Em um contexto histórico em que a internet tem sido utilizada por grupos radicais a fim de mobilizarem campanhas para atacar, de várias formas, os estados democráticos e todos aqueles que conseguiram garantias de direitos dentro desses estados, para espalharem o negacionismo da ciência em meio à pandemia de Covid-19 (que tem levado à morte centenas de pessoas no mundo e, principalmente, no Brasil), em que empresas como a Cambridge Analytica fazem uso da web para “algoritimizar” a vida das pessoas, em um momento de tensão, em que o ato de ler implica escolhas que atingem nossas vidas, as aulas de Secchin nos levam a pensar, também, na importância de nos comprometermos com uma educação para a liberdade, para a autonomia e para a fundamentação de sociedades realmente democráticas, em que as benesses e as responsabilidades do estado democrático de direito possam ser partilhadas por todas as pessoas, independentemente de cor, origem, religião, gênero etc.

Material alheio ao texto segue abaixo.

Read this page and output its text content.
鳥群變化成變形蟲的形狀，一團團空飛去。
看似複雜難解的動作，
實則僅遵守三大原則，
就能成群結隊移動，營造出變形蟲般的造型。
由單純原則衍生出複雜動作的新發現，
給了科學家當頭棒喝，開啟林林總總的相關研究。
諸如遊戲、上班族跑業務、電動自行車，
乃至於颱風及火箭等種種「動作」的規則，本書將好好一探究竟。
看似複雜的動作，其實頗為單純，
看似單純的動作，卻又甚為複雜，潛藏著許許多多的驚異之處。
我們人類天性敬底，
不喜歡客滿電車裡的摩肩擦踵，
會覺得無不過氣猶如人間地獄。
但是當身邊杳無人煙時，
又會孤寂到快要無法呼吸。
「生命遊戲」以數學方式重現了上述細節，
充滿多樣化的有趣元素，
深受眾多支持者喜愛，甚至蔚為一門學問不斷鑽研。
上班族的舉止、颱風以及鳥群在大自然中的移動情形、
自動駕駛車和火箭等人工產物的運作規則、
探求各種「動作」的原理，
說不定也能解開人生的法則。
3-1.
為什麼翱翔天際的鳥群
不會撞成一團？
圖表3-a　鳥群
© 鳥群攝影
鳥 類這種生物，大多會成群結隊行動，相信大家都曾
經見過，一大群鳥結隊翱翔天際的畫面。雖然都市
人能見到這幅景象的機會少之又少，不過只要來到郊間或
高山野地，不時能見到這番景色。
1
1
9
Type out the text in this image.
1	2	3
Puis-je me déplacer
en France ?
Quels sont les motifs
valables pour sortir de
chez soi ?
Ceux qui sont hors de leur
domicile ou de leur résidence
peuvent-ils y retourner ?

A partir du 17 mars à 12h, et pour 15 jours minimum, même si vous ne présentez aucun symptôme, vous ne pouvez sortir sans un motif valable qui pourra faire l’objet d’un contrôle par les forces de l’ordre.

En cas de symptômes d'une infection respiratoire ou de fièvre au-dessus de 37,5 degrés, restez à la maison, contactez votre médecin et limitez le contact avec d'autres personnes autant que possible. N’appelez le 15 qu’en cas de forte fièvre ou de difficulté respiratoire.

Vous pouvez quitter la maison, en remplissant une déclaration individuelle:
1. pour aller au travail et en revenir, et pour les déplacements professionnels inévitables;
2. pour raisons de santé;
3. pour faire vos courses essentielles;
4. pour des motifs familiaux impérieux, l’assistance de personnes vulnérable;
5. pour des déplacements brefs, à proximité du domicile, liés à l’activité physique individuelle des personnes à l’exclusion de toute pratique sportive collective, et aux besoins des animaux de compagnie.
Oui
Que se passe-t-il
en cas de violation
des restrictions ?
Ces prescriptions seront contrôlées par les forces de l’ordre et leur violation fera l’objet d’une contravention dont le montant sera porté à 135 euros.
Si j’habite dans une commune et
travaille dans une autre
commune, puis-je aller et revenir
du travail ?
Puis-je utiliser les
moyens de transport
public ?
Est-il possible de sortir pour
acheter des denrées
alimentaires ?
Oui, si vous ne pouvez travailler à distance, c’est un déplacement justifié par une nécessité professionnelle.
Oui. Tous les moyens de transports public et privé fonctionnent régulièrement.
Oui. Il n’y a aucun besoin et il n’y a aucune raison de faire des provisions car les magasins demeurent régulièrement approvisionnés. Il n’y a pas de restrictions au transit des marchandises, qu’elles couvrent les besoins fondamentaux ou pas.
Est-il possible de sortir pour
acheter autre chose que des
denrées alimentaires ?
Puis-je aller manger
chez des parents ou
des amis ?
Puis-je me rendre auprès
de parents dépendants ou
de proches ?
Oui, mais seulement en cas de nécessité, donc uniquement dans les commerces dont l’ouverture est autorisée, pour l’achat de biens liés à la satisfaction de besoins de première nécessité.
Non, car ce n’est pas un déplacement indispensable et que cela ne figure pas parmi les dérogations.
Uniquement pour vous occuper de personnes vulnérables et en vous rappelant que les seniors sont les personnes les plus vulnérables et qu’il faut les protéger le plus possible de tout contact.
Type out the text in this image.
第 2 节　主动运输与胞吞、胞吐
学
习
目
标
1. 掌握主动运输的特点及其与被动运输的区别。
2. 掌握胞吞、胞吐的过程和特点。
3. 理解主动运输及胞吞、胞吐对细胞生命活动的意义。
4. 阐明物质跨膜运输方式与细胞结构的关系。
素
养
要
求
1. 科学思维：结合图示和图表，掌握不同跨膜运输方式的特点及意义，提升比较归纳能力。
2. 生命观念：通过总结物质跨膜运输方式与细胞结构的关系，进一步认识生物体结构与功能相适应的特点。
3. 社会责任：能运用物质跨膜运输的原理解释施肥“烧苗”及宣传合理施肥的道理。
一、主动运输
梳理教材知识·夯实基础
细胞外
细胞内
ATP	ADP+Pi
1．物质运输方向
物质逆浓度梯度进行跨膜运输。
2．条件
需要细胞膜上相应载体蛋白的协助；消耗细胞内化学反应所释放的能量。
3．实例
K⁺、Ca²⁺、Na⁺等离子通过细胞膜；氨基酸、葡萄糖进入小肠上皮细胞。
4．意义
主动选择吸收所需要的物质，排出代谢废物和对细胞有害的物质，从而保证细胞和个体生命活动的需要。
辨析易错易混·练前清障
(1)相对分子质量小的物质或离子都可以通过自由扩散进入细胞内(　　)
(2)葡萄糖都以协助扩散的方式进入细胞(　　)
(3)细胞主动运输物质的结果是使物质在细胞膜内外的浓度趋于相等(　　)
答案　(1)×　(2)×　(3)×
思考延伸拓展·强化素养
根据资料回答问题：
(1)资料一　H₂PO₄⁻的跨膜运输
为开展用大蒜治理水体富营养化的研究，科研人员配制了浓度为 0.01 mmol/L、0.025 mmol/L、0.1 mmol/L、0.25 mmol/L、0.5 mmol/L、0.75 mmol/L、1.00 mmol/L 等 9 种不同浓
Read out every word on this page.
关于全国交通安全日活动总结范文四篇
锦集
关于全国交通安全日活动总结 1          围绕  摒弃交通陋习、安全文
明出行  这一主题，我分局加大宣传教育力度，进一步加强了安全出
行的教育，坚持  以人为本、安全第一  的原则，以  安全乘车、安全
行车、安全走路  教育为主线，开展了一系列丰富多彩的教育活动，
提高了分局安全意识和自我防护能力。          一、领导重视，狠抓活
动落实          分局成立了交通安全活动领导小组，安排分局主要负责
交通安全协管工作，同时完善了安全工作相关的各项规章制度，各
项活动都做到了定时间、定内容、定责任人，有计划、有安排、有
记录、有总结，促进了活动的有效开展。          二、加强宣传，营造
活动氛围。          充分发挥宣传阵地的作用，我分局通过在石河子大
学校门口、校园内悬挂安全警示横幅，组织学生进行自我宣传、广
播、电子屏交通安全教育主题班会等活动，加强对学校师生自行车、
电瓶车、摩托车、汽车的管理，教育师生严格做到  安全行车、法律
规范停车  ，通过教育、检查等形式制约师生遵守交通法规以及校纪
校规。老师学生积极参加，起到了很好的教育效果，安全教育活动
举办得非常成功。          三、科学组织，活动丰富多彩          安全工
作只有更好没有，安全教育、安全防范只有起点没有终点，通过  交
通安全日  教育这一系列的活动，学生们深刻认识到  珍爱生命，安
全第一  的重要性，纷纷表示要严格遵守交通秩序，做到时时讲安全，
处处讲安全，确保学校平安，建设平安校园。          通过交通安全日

No atual cenário, o trabalho de divulgação da literatura realizado pelo escritor e professor Antonio Carlos Secchin é um verdadeiro ato democrático porque possibilita um espaço compartilhado de leitura, porque, ao partilhar saberes sobre a arte da escrita, torna viva a grande asserção de outro grande mestre, o professor Antônio Cândido (1918-2017), de que a literatura é um direito e não um privilégio e porque nos mostra que, como bem postulou Freire em seu livro Educação como Prática da Liberdade (1967), não existe educação fora das sociedades humanas e não existe ser humano em um espaço vazio. O trabalho de interpretação da arte poética que Secchin realiza em suas páginas, dentre outros aspectos, nos mostra, ainda, a importância de se formar professores críticos para a formação de leitores críticos. Por isso, apenas formas de educação que trabalhem o ato de ler como um caminho para liberdade deveriam interessar às sociedades democráticas do presente, para que possamos ter um futuro possível de ser vivido em liberdade e em harmonia e no qual a poesia possa ser compreendida como um bem precioso que possamos cultivar constantemente em nossas vidas.

Por William Soares dos Santos - Professor da Universidade Federal do Rio de Janeiro - UFRJ e escritor.